There is no doubt that the American marriage is changing. Laws and social norms established over the last century allow any two consenting adults regardless of social status, race, or sexual orientation to marry.
However, marriage equality does not always equal quality marriages. Many marriages will fail and end in divorce. While everyone knows that marriage is changing, not everyone knows that divorce is changing too. According to a study by the CDC the number of divorces has slowly decreased from 944,000 in the year 2000 to 813,862 in the year 2014. The question people are asking is what has changed in society to result in fewer divorces.
The simplest explanation for the falling number of divorces is that the number of marriages is falling as well. Logically if people are not getting married then they cannot get divorced. The CDC reported 2,140,272 marriages in 2014. This is a significant decrease when compared to the year 2000 when there were 2,315,000 marriages. From these figures, we can expect that the number of marriages and divorces will continue to slowly decrease over the coming decade.
Another growing trend that we see connected to marriage and divorce is that an increasing number of couples choosing to forgo or postpone marriage in favor of cohabitation. Cohabitation is when a couple chooses to live together outside of marriage. Some couples view cohabitation as a precursor to marriage. Others view cohabitation as an alternative to marriage.
Couples who choose to live together with eventual marriage in mind view cohabitation as a way of testing whether or not they are compatible enough to live together long term. Cohabitation provides couples with an easy out if the relationship does not work out. It allows them to avoid the high expense and social stigma of divorce.

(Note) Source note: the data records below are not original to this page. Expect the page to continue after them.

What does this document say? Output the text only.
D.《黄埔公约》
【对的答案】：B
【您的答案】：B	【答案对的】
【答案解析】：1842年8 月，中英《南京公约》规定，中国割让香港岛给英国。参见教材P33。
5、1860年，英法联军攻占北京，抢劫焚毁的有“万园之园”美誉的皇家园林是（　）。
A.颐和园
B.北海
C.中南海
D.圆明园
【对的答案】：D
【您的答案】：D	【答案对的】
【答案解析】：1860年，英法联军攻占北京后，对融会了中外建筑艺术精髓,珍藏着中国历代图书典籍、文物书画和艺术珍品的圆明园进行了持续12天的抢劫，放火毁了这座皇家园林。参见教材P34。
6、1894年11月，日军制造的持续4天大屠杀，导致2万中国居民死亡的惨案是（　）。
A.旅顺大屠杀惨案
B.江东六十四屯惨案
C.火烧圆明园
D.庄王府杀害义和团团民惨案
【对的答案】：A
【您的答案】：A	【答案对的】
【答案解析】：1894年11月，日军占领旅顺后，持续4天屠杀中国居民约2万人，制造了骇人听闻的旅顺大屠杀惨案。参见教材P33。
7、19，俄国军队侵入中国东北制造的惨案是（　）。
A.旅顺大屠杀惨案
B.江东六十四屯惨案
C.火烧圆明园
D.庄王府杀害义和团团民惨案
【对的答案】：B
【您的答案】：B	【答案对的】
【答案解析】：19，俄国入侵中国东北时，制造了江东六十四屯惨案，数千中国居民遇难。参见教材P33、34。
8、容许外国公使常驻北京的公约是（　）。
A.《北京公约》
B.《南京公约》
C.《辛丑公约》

Despite the hope of many couples that cohabitation helps to decrease the risk of divorce, some experts believe the opposite may be true. Millennials on Twitter were asked if they believed couples who lived together before marriage were at a greater risk of divorce. The results were consistent with current trends in the United States. 57% of responders believed that couples who lived together were at a greater risk of divorce. This means that 43% of responders believed that couples who choose cohabitation are not at a greater risk of divorce.

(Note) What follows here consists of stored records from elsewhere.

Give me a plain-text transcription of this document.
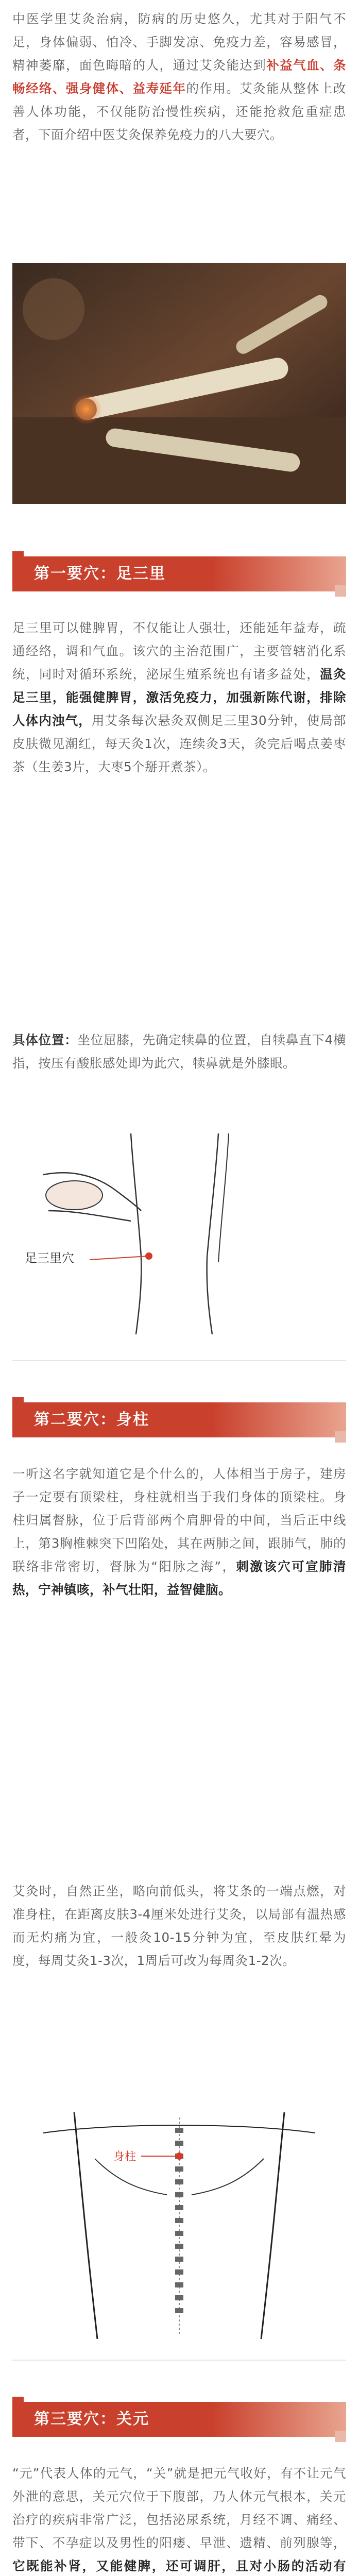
中医学里艾灸治病，防病的历史悠久，尤其对于阳气不足，身体偏弱、怕冷、手脚发凉、免疫力差，容易感冒，精神萎靡，面色晦暗的人，通过艾灸能达到补益气血、条畅经络、强身健体、益寿延年的作用。艾灸能从整体上改善人体功能，不仅能防治慢性疾病，还能抢救危重症患者，下面介绍中医艾灸保养免疫力的八大要穴。

第一要穴：足三里

足三里可以健脾胃，不仅能让人强壮，还能延年益寿，疏通经络，调和气血。该穴的主治范围广，主要管辖消化系统，同时对循环系统，泌尿生殖系统也有诸多益处，温灸足三里，能强健脾胃，激活免疫力，加强新陈代谢，排除人体内浊气，用艾条每次悬灸双侧足三里30分钟，使局部皮肤微见潮红，每天灸1次，连续灸3天，灸完后喝点姜枣茶（生姜3片，大枣5个掰开煮茶）。

具体位置：坐位屈膝，先确定犊鼻的位置，自犊鼻直下4横指，按压有酸胀感处即为此穴，犊鼻就是外膝眼。

足三里穴
第二要穴：身柱

一听这名字就知道它是个什么的，人体相当于房子，建房子一定要有顶梁柱，身柱就相当于我们身体的顶梁柱。身柱归属督脉，位于后背部两个肩胛骨的中间，当后正中线上，第3胸椎棘突下凹陷处，其在两肺之间，跟肺气，肺的联络非常密切，督脉为“阳脉之海”，刺激该穴可宣肺清热，宁神镇咳，补气壮阳，益智健脑。

艾灸时，自然正坐，略向前低头，将艾条的一端点燃，对准身柱，在距离皮肤3-4厘米处进行艾灸，以局部有温热感而无灼痛为宜，一般灸10-15分钟为宜，至皮肤红晕为度，每周艾灸1-3次，1周后可改为每周灸1-2次。

身柱
第三要穴：关元

“元”代表人体的元气，“关”就是把元气收好，有不让元气外泄的意思，关元穴位于下腹部，乃人体元气根本，关元治疗的疾病非常广泛，包括泌尿系统，月经不调、痛经、带下、不孕症以及男性的阳痿、早泄、遗精、前列腺等，它既能补肾，又能健脾，还可调肝，且对小肠的活动有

Harmon Caldwell has been a divorce lawyer in Atlanta for nearly 38 years. During his many years of experience he has found that “…that couples who lived together before marriage had more than a 30 percent greater chance of divorcing than those who waited to move in – when the couple’s age wasn’t a factor.” If the number of couples who chose to live together before marriage continues to increase, we may soon see an increase in the occurrence of divorces.
At the same time other couples believe that cohabitation is a viable alternative to marriage. Traditionally people have viewed marriages as having religious significance. Christians believe that when a couple marries they become “one flesh” before God. It is immoral in the Christian worldview for an unmarried couple to live together. To those who are not religious marriage does not have the same meaning. While many secular couples continue to get married for their own non-religious reasons, others do not see a point in getting married. Instead of seeing marriage as a spiritual union, marriage is seen as nothing more than a piece of paper.

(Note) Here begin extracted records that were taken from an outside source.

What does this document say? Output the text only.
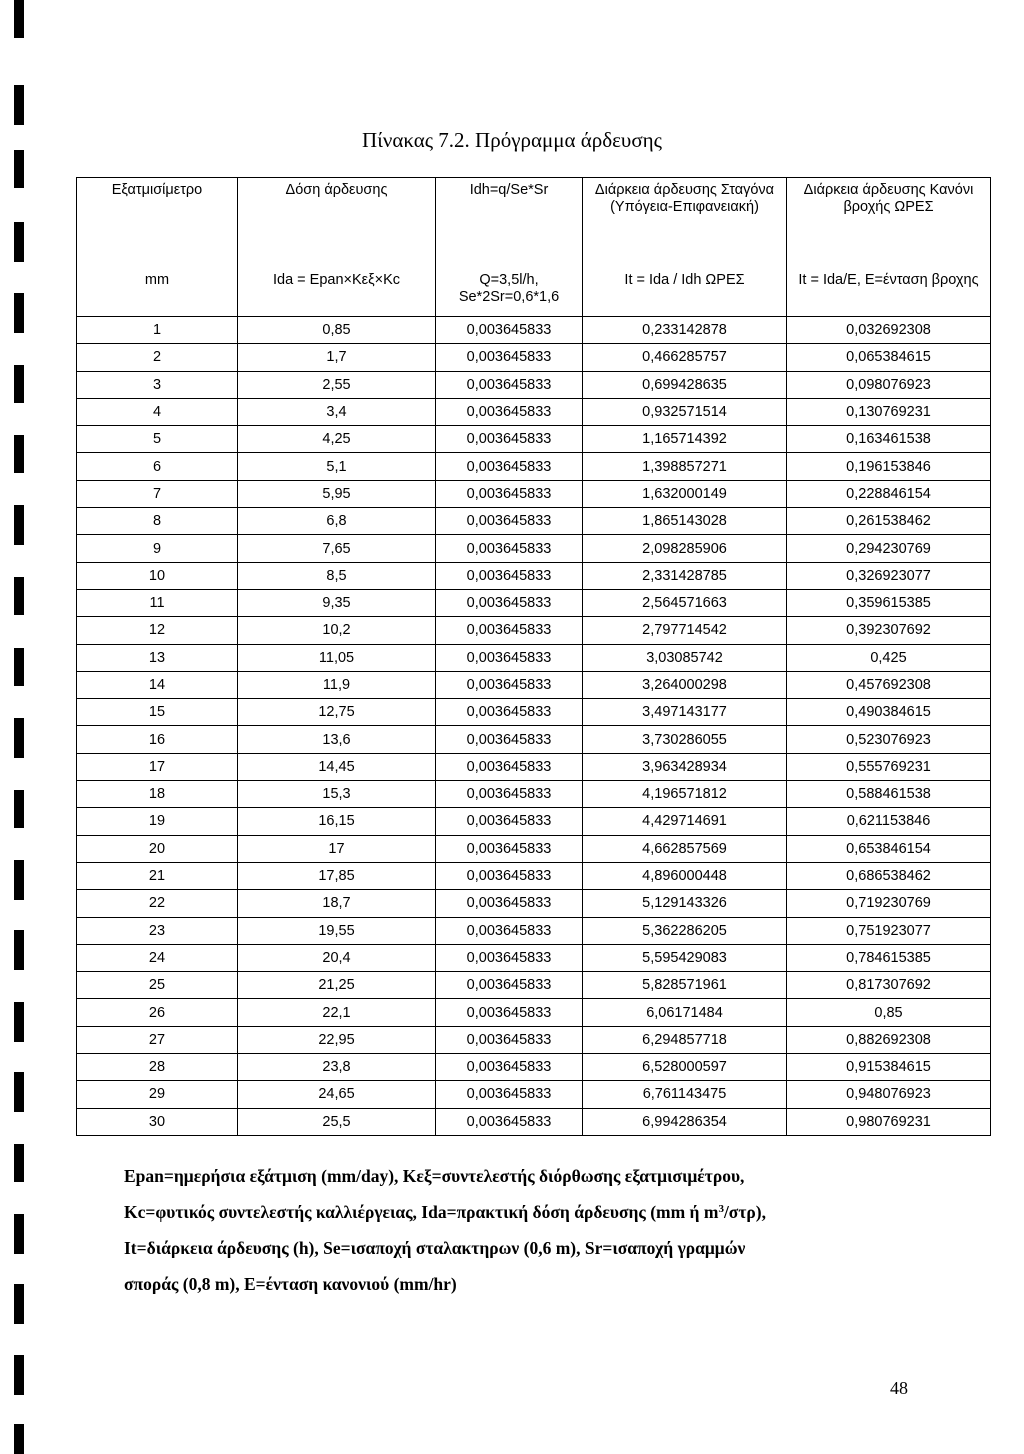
Πίνακας 7.2. Πρόγραμμα άρδευσης
Εξατμισίμετρο	Δόση άρδευσης	Idh=q/Se*Sr	Διάρκεια άρδευσης Σταγόνα (Υπόγεια-Επιφανειακή)	Διάρκεια άρδευσης Κανόνι βροχής ΩΡΕΣ
mm	Ida = Epan×Kεξ×Kc	Q=3,5l/h, Se*2Sr=0,6*1,6	It = Ida / Idh ΩΡΕΣ	It = Ida/E, E=ένταση βροχης
1	0,85	0,003645833	0,233142878	0,032692308
2	1,7	0,003645833	0,466285757	0,065384615
3	2,55	0,003645833	0,699428635	0,098076923
4	3,4	0,003645833	0,932571514	0,130769231
5	4,25	0,003645833	1,165714392	0,163461538
6	5,1	0,003645833	1,398857271	0,196153846
7	5,95	0,003645833	1,632000149	0,228846154
8	6,8	0,003645833	1,865143028	0,261538462
9	7,65	0,003645833	2,098285906	0,294230769
10	8,5	0,003645833	2,331428785	0,326923077
11	9,35	0,003645833	2,564571663	0,359615385
12	10,2	0,003645833	2,797714542	0,392307692
13	11,05	0,003645833	3,03085742	0,425
14	11,9	0,003645833	3,264000298	0,457692308
15	12,75	0,003645833	3,497143177	0,490384615
16	13,6	0,003645833	3,730286055	0,523076923
17	14,45	0,003645833	3,963428934	0,555769231
18	15,3	0,003645833	4,196571812	0,588461538
19	16,15	0,003645833	4,429714691	0,621153846
20	17	0,003645833	4,662857569	0,653846154
21	17,85	0,003645833	4,896000448	0,686538462
22	18,7	0,003645833	5,129143326	0,719230769
23	19,55	0,003645833	5,362286205	0,751923077
24	20,4	0,003645833	5,595429083	0,784615385
25	21,25	0,003645833	5,828571961	0,817307692
26	22,1	0,003645833	6,06171484	0,85
27	22,95	0,003645833	6,294857718	0,882692308
28	23,8	0,003645833	6,528000597	0,915384615
29	24,65	0,003645833	6,761143475	0,948076923
30	25,5	0,003645833	6,994286354	0,980769231

Epan=ημερήσια εξάτμιση (mm/day), Κεξ=συντελεστής διόρθωσης εξατμισιμέτρου,

Kc=φυτικός συντελεστής καλλιέργειας, Ida=πρακτική δόση άρδευσης (mm ή $m^3/\sigma\tau\rho$),

It=διάρκεια άρδευσης (h), Se=ισαποχή σταλακτηρων (0,6 m), Sr=ισαποχή γραμμών

σποράς (0,8 m), E=ένταση κανονιού (mm/hr)

48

A hundred years ago this way of looking at marriage would have been taboo. As values have changed in the United States this way of thinking has become more acceptable. It is no longer a major scandal when an unmarried couple decided to live together. In the future it is possible that this way of life will become the social norm.
Another reason why the number of divorces is continuing is that many millennials are waiting longer to get married. Pew Research Center has found that the average age of marriage has been slowly going up over the past 50 years. “In 2011, the median age at first marriage is an estimated 28.7 for men and 26.5 for women. That means half of men don’t marry until at least about age 29, and half of women don’t marry until at least about age 27. In 1960, the median age at first marriage for both men and women was in the early 20s.”
Gone are the days where getting married after high school was the social norm.Instead people are choosing to seek higher education and get started in their careers before settling down and getting married. For many people waiting to get married is a good thing. Most high school graduates are not mature enough to get married. Going to college before getting married allows teenagers to mature and figure out what they want to do with their lives. Often times what a person wants in a significant other at age 18 is completely different than what they want in a partner at age 25.
Over the next few years we will continue to see the American marriage evolve. If current trends continue, fewer and fewer people will see the value of marriage. It is likely that more people will choose to cohabitant with a significant other before they decide to get married. We as a country will need to decide what if any role marriage has in our society.